Owens Lake Bird Festival Tours

 

 


2017 Tours


2017 Owens Lake Bird Festival Field Trip Descriptions

 

Saturday Morning

Massive Migration Tour with Debbie House and Susan Steele- Are you looking to see as many birds as possible? The 2015 Owens Lake Bird Count recorded over 97,000 birds and 57 different species. Debbie knows the lake like no one else. She has spent years surveying the birds all over the lake noting where they nest and feed. There are many habitats and Debbie knows them all. Join Debbie on an exploration of various Owens Lake habitats searching for large numbers of spring migrants.

Birding and Photography with Bob Steele- Join professional photographer Bob Steele and learn how to photograph birds while exploring Owens Lake. Bob offers a wealth of technical knowledge on the craft and process of birding photography. Take your photography to the next level.

Owens Lake Exploration with Tom and Jo Heindel and Chris Allen- Take this opportunity to view how Owens Lake restoration efforts have improved the lake’s habitat and brought the stunningly obvious return of birds since 2002. Although the emphasis of this tour will be on ducks and shorebirds, we are often treated to a hunting Peregrine Falcon, vocalizing rails, and whatever else wants to be seen. If you have a telescope bring it, since many birds may be a good distance from the shoreline.

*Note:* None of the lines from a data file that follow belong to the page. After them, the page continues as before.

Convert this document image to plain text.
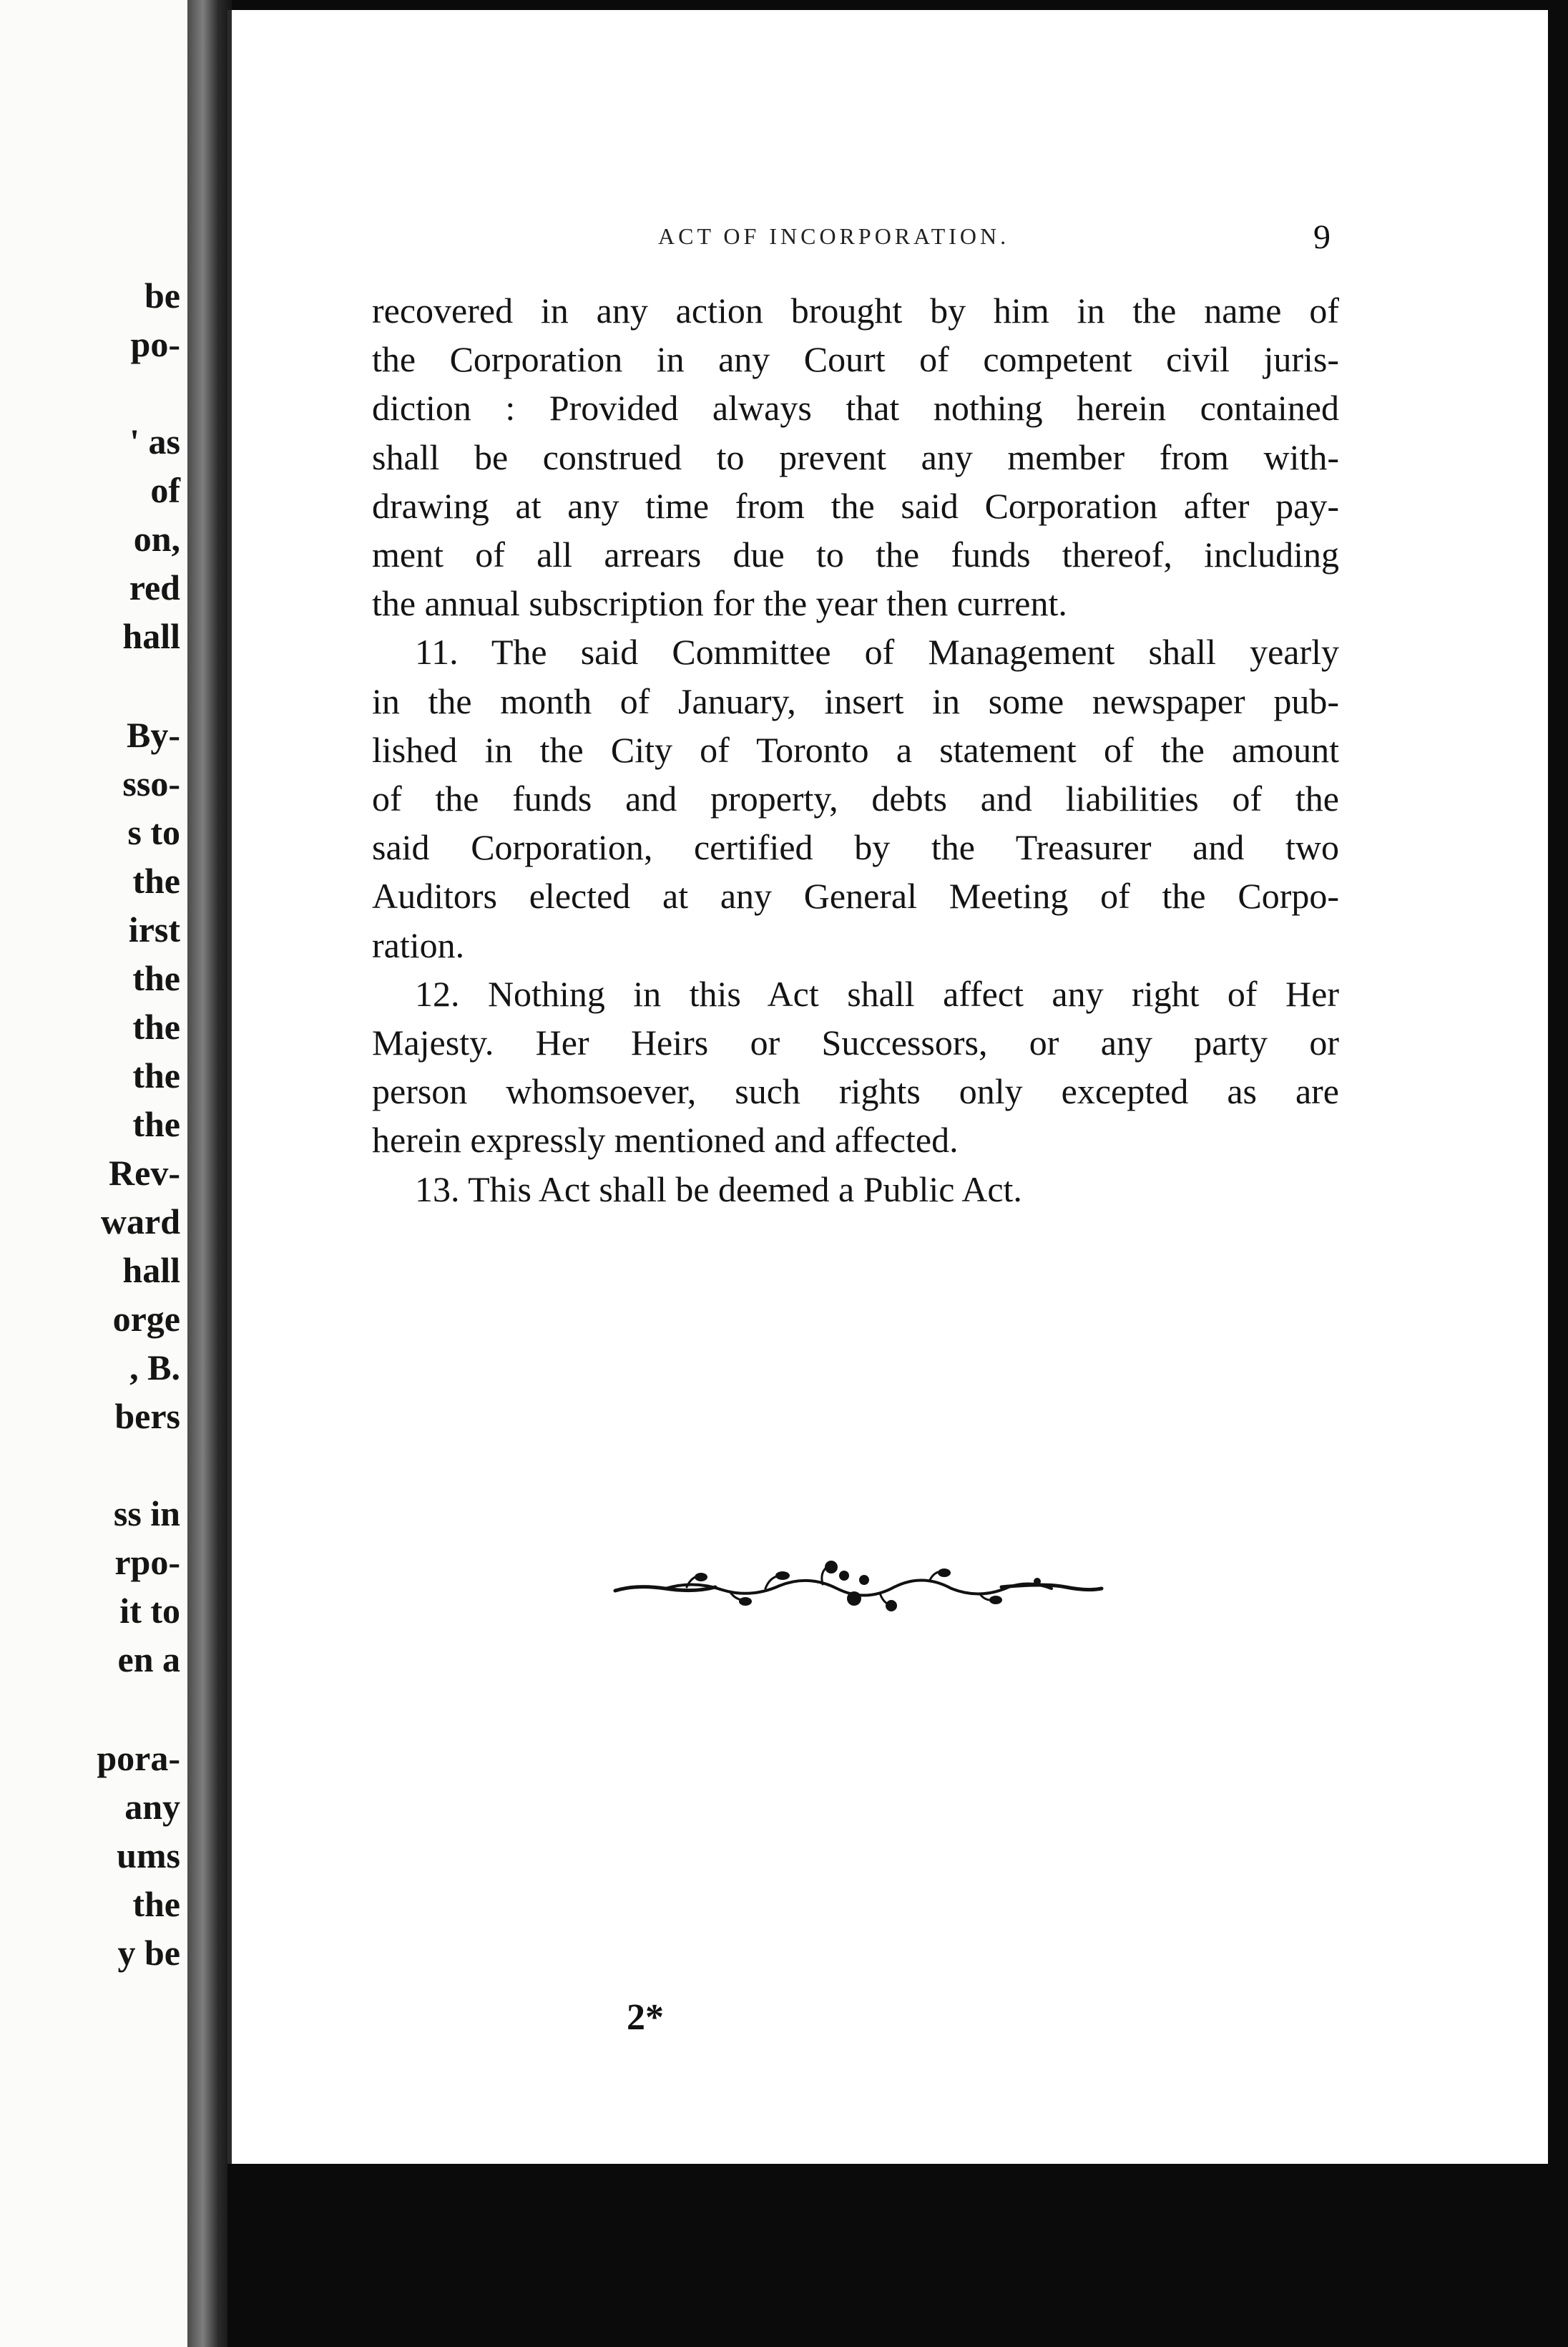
be
po-
' as
of
on,
red
hall
By-
sso-
s to
the
irst
the
the
the
the
Rev-
ward
hall
orge
, B.
bers
ss in
rpo-
it to
en a
pora-
any
ums
the
y be
ACT OF INCORPORATION.	9
recovered in any action brought by him in the name of
the Corporation in any Court of competent civil juris-
diction : Provided always that nothing herein contained
shall be construed to prevent any member from with-
drawing at any time from the said Corporation after pay-
ment of all arrears due to the funds thereof, including
the annual subscription for the year then current.
11. The said Committee of Management shall yearly
in the month of January, insert in some newspaper pub-
lished in the City of Toronto a statement of the amount
of the funds and property, debts and liabilities of the
said Corporation, certified by the Treasurer and two
Auditors elected at any General Meeting of the Corpo-
ration.
12. Nothing in this Act shall affect any right of Her
Majesty. Her Heirs or Successors, or any party or
person whomsoever, such rights only excepted as are
herein expressly mentioned and affected.
13. This Act shall be deemed a Public Act.
2*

Spring Migrants of Owens Lake with Jora Fogg and Kristie Nelson- Visit the water and mud flats of the lake to look for migrating shorebirds, waterfowl and waders and see how many birds we can find.

Into the Heart of Owens Lake with Julie Anne Hopkins and Russell Kokx- join in travelling into the heart of Owens Lake during the height of spring migration. Expect to see hundreds of birds and 15 or more species of shorebirds. Learn how to tell a western from a least sandpiper. Is it true that some of these birds are moving from South America to the Far North - polar bears?

 

Birds of the Cartago Springs Wildlife Area with Lacey Greene and Andrea Jones- Tour this Department of Fish and Wildlife property that has well developed wetlands and mudflat foraging areas for shorebirds and waterfowl. Last year’s Owens Lake bird count saw almost 60,000 shorebirds. How many will you see at Cartago Springs?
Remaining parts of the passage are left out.